L'Océanie, Roman

La baleine tatouée

Witi Ihimaera

Ce texte est un bonheur pur. Il convoque les contes et les grands mythes dont les récits ne lassent jamais. Il s’adresse à notre être profond, celui des origines, qui s’abandonne totalement à la magie des mots et des images qu’ils suscitent. Cette part profondément reliée au vivant, prompte à s’émerveiller et prête à chevaucher les grands cétacés dans l’océan primordial. Le temps n’est pas aussi linéaire qu’on l’imagine et la sagaie de celui qui connait le langage des baleines peut traverser un millénaire avant d’atteindre sa cible.

L’auteur

Présentation de l’auteur par son éditeur / Versatile et prolifique, premier romancier maori à être édité, Witi Ihimaera a publié douze romans, six recueils de nouvelles, écrit pour le théâtre et pour le cinéma, coproduit des films et documentaires, édité plusieurs livres sur les arts et la culture de Nouvelle-Zélande et enseigné à l’université d’Auckland. Il a reçu de nombreux prix prestigieux, dont le prix inaugural Star of Oceania de l’université d’Hawai’i en 2009, le prix de la Arts Foundation of New Zealand en 2009, le Toi Maori Maui Tiketike Award en 2010 et le Premio Ostana International Award décerné en Italie en 2010.

Source : Editions Au vent des îles



L’extrait

Tous ensemble, nous regardâmes l’ancêtre au moko sacré s’approcher de nous. Son groupe restait en retrait, émettant de longues vibrations sonores au mâle qui, sans lui prêter attention, s’échoua sur la plage en produisant un choc phénoménal, dont nous ressentîmes la secousse sismique. Nous observâmes craintivement la contraction de ses muscles alors qu’il se hissait toujours plus haut sur le sable. Puis, avec un soupir, il roula sur le flanc droit et s’apprêta à mourir.

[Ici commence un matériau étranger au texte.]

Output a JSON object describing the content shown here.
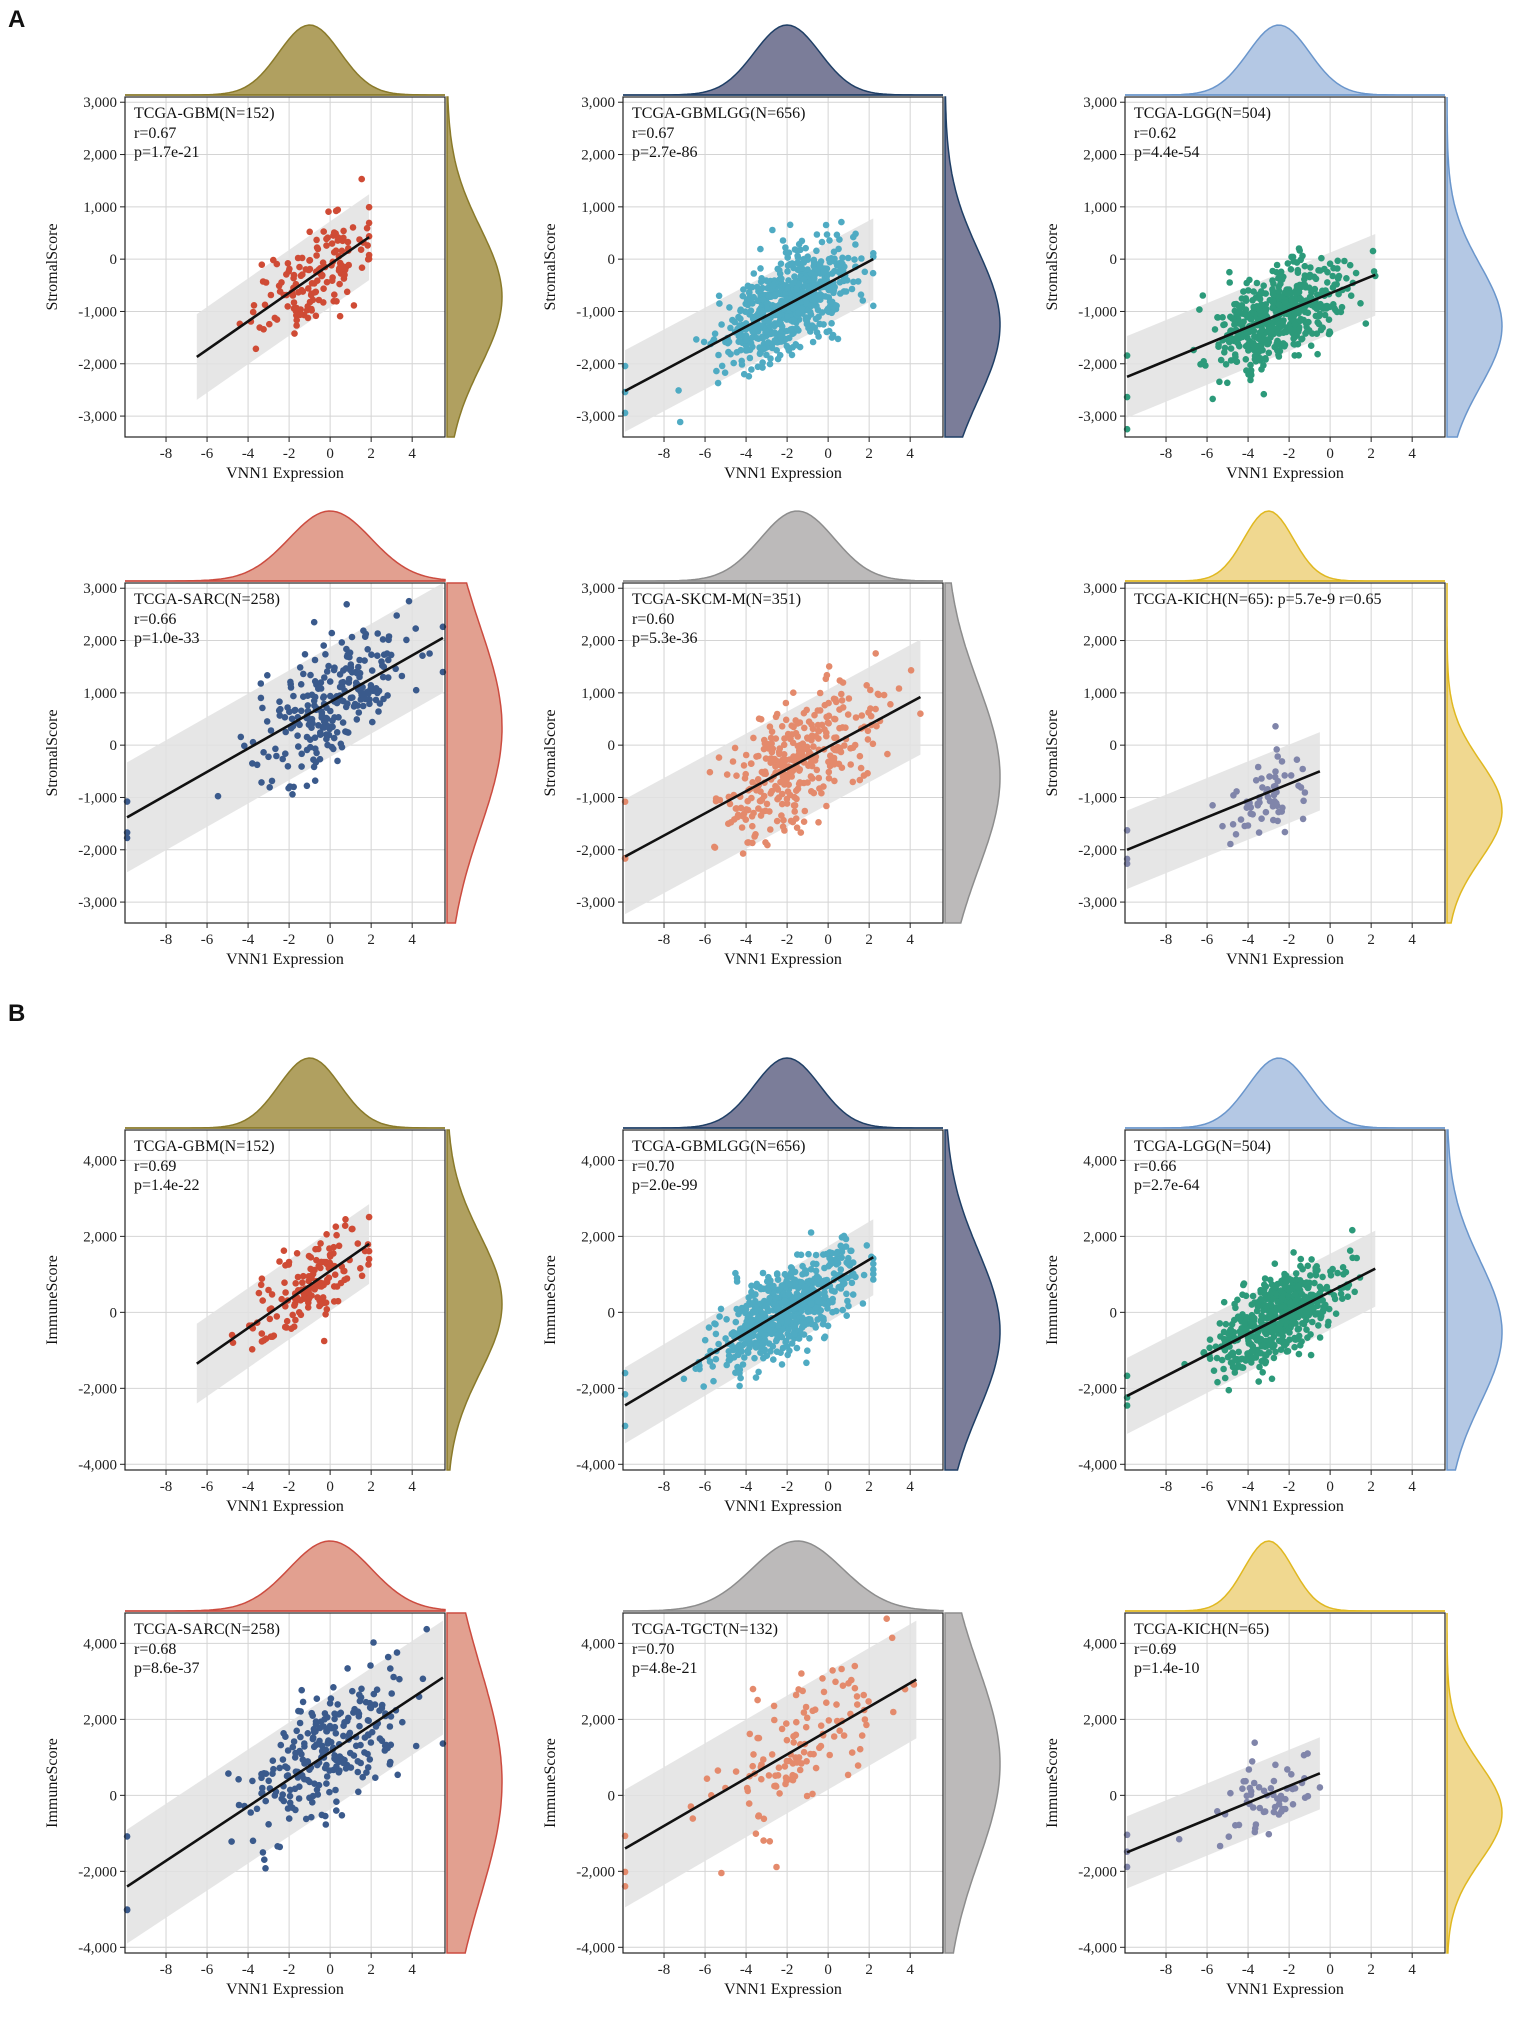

Cinq ou six vieilles femelles quittèrent le banc pour se rapprocher du mâle. Par leurs chants, elles essayaient de l’encourager à revenir au large où l’attendait le reste du groupe. Mais il demeurait immobile.

Nous courûmes à la plage. Aucun d’entre nous n’était préparé à la taille phénoménale de la bête. Elle nous surplombait tous. Une force psychique primaire resplendissait dans les spirales de son moko. Avec ses vingt mètres de longueur, elle faisait écho à la dimension prodigieuse de notre passé.

Puis, bravant le vent et la pluie, Koro Apirana s’approcha d’elle :

– Ô être sacré, nous te saluons. Es-tu venu ici pour mourir ou pour vivre ?

Sa question resta sans réponse. Mais le tohorā dressa sa nageoire caudale géante, nous donnant l’impression qu’il plaçait cette décision entre nos mains.